I have configured graphite and grafana for monitoring the spark applications as per "https://community.hortonworks.com/articles/222813/monitoring-spark-2-performance-via-grafana-in-amba-1.html".
Are the below queries, the correct ones ?
- Driver Memory
- Driver Heap Usage
aliasByNode($application.driver.jvm.heap.usage, 1) - Driver JVM Memory Pools Usage
aliasByNode($application.driver.jvm.pools.*.used, 4)
- Executor & Driver Memory Used
aliasByNode($application.*.jvm.heap.used, 1) - Executor Memory Used
aliasByNode(exclude($application.*.jvm.heap.used, '.driver.jvm.heap'), 1)
alias(sumSeries(exclude($application.*.jvm.heap.used, '.driver.jvm.heap')), 'total') - Task Executor
- Active Tasks Per Executor
aliasByNode(summarize($application.*.executor.threadpool.activeTasks, '10s', 'sum', false), 1) - Completed Tasks per Executor
aliasByNode($application.*.executor.threadpool.completeTasks, 1) - Completed Tasks/Minute per Executor
aliasByNode(nonNegativeDerivative(summarize($application.*.executor.threadpool.completeTasks, '1m', 'avg', false)), 1)
- Read/Write IOPS
- Read IOPS
alias(perSecond(sumSeries($application.*.executor.filesystem.hdfs.read_ops)), 'total')
aliasByNode(perSecond($application.*.executor.filesystem.hdfs.read_ops), 1) - Write IOPS
alias(perSecond(sumSeries($application.*.executor.filesystem.hdfs.write_ops)), 'total')
aliasByNode(perSecond($application.*.executor.filesystem.hdfs.write_ops), 1)

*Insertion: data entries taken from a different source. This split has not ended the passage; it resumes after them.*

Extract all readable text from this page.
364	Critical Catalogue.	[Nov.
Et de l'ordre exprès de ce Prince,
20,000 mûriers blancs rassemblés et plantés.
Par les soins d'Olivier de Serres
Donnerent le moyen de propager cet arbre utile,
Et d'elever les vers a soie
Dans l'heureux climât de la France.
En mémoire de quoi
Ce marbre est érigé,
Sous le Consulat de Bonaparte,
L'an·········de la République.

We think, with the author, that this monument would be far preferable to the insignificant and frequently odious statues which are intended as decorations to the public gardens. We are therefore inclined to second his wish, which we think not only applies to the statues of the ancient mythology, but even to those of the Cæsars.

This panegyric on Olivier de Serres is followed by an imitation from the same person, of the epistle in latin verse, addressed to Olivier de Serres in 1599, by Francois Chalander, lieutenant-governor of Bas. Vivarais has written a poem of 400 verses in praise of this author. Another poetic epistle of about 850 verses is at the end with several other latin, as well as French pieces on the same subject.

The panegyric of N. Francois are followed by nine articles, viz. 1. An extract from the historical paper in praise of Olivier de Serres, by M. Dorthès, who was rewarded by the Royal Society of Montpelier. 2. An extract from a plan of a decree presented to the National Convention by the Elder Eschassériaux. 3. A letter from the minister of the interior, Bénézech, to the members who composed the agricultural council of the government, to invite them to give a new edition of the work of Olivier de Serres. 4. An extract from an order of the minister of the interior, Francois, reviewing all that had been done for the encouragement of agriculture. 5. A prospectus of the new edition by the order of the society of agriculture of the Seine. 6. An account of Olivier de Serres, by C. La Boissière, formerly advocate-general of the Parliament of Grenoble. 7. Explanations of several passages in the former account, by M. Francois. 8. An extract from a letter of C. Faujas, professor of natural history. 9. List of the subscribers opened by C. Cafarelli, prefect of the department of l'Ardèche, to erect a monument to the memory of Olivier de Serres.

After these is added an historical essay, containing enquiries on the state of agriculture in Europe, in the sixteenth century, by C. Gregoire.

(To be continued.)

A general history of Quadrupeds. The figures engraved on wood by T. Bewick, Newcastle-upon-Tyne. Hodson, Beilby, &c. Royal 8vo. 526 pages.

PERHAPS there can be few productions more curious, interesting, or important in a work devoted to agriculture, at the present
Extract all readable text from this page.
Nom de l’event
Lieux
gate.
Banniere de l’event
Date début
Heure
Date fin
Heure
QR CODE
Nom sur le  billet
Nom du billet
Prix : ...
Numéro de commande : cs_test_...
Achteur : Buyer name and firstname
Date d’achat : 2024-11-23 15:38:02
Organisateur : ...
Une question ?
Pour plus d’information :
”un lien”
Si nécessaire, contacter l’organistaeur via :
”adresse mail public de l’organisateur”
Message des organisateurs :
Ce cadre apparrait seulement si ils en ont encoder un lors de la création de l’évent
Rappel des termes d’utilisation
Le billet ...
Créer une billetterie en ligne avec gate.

- HDFS Bytes Reads/Writes Per Executor
- Executor HDFS Reads
aliasByMetric($application.*.executor.filesystem.hdfs.read_bytes) - Executor HDFS Bytes Written
Also does grafana and graphite provides metrices on the below use case ?
- We have a bunch of hourly / daily batches on Airflow. This batch use PySpark for data processing.
- We want to see historical trend of Spark memory usage on the same batch.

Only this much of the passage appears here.